Aujourd’hui, la progression de Charlotte Léoni s’appuie principalement sur trois chevaux : Vivolenska, Miss Marie van het Winnenhof et Cyclone l'Épivent, ces deux derniers ayant d’abord été montés par son père. “Miss Marie possède un cœur énorme et une formidable capacité à aller vite”, précise-t-elle. “Elle donnerait tout pour moi, même si elle reste une jument assez atypique. Cyclone et Vivolenska sont deux chevaux dotés de gros moyens et d’une grande confiance en eux. Ce sont des partenaires qui m’apportent beaucoup de sérénité lorsqu’il faut aborder des parcours importants. Vivolenska a aussi une excellente technique de saut, mais sa principale qualité reste son mental. Elle ne se laisse jamais impressionner. Bien sûr, je ressens une certaine pression lorsque je monte les anciens partenaires de mon père, car j’ai envie de faire aussi bien que lui, mais il ne faut pas trop y penser. Chaque cavalier a sa façon de monter et chaque couple est différent. J’ai notamment très bien réussi à m’adapter à Cyclone et cela se passe très bien.”
Charlotte Léoni sur Miss Marie Vant Winnenhof, lors du CSIO 5* de La Baule dimanche dernier.
© Sportfot
“Aujourd’hui, je me consacre entièrement à ma carrière sportive”
Installée à Aix-en-Provence, dans les écuries familiales, Charlotte Léoni se consacre désormais pleinement à sa carrière sportive. “Aujourd’hui, les chevaux occupent tout mon temps. Pendant un moment, je me suis davantage adonné au commerce, mais nous avons choisi d’en conserver davantage pour le sport, auquel je me consacre aujourd’hui”, narre-t-elle.
L’élevage, lui, reste surtout entre les mains de sa mère. Charlotte intervient davantage lorsque les jeunes chevaux sont prêts à être montés et à entamer leur formation sportive. Une continuité naturelle pour celle qui n’a jamais imaginé sa vie loin des équidés. “Cela a toujours été une évidence. Les chevaux ont toujours été ma passion principale. Je n’ai jamais considéré le fait d’aller monter tous les jours comme une contrainte. Au contraire, c’est ce qui me plaît le plus”, commente-t-elle.

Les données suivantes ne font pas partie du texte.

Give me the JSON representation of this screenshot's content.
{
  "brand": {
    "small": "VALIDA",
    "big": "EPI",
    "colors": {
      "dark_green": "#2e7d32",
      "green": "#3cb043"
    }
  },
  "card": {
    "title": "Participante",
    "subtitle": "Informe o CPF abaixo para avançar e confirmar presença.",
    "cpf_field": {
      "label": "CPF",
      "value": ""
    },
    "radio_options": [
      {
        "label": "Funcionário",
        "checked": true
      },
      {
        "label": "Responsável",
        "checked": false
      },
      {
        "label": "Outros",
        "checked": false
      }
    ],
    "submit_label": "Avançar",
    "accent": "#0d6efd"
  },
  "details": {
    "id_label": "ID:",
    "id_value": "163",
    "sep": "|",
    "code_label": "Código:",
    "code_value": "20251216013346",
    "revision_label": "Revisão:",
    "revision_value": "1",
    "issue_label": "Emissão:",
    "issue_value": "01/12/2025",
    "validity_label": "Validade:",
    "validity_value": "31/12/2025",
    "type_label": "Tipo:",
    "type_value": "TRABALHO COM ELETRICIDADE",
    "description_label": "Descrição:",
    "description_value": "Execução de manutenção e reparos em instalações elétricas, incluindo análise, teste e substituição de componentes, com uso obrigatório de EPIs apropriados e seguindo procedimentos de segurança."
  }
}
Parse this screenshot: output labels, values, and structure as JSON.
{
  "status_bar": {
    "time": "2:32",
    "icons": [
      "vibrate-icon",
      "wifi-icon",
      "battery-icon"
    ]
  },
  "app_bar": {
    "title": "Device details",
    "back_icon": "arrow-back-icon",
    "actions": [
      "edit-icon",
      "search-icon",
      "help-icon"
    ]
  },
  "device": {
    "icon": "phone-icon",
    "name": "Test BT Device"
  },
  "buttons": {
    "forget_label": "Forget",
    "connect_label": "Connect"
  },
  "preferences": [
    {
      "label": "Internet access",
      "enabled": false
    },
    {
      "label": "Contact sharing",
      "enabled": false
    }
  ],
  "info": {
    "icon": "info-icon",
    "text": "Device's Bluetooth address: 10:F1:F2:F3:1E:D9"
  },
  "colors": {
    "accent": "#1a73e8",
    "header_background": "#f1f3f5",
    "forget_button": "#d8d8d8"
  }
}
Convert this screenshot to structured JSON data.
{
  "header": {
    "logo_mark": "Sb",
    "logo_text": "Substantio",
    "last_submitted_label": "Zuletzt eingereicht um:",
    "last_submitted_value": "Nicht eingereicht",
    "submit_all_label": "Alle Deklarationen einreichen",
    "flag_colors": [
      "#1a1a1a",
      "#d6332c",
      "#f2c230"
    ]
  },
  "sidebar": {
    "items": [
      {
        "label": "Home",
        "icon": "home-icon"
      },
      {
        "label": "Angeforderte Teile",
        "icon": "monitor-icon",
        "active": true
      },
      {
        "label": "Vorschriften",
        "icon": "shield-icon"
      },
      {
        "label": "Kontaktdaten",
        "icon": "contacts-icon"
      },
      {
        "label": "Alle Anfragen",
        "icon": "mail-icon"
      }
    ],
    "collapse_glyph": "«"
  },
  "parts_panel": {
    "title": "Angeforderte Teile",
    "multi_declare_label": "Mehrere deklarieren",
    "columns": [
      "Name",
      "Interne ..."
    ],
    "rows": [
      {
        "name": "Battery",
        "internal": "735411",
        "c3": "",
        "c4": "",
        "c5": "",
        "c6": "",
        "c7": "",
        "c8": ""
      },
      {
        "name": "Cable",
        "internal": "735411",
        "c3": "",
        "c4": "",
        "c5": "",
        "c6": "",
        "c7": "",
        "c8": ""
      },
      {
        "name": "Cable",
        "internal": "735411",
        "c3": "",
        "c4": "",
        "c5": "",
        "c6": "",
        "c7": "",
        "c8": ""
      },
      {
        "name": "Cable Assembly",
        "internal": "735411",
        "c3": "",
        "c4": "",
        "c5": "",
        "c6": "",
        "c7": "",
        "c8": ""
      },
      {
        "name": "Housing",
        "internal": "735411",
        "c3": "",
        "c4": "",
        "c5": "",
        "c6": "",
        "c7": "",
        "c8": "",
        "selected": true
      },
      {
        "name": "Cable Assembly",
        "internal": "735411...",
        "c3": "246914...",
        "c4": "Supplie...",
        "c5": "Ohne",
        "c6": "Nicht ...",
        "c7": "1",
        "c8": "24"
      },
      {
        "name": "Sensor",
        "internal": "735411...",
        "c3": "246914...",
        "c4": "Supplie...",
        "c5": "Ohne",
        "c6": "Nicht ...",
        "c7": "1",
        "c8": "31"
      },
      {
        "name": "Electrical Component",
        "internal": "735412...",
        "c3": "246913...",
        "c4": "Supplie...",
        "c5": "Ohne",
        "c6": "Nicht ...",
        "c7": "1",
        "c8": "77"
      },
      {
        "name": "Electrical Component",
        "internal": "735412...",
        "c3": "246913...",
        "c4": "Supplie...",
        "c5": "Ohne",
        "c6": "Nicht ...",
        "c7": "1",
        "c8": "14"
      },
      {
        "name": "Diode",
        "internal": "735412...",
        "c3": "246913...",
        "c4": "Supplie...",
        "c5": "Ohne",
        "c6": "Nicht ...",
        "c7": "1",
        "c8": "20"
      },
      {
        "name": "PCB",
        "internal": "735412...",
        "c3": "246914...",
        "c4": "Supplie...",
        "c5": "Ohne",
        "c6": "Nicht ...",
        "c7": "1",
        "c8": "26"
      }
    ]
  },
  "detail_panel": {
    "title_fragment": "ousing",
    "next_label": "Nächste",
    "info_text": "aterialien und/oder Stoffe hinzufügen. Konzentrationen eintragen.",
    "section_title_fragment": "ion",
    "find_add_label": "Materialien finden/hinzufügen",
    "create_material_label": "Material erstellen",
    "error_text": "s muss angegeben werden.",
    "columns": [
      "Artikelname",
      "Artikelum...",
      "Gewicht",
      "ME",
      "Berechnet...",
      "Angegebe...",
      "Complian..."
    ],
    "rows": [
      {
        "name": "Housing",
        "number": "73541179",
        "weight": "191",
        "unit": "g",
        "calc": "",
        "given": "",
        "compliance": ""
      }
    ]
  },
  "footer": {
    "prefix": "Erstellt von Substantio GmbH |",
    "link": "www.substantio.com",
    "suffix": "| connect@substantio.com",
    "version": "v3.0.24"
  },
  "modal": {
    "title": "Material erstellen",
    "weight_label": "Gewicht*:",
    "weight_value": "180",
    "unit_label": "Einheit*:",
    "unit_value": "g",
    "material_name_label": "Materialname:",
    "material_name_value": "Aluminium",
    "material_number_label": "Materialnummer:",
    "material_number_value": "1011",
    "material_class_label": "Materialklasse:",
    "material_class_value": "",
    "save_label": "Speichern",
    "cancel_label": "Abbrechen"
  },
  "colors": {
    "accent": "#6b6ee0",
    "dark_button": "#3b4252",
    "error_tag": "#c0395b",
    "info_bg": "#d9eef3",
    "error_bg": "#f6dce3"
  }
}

À court terme, Charlotte Léoni veut profiter de l’expérience de son piquet actuel pour continuer à progresser et saisir les occasions qui se présenteront. À plus long terme, l’objectif est clair: s’installer davantage à très haut niveau. Et pourquoi pas même se montrer un peu plus ambitieuse. “J’aimerais continuer à progresser, participer régulièrement à des CSI 5* et à des Grands Prix de ce niveau. Mes chevaux ont aujourd’hui beaucoup d’expérience et il faut profiter de cette période. Mon rêve serait de réaliser une grande performance dans un Grand Prix cinq étoiles. Pourquoi ne pas intégrer un jour le top huit d’une telle épreuve?”, conclut-elle.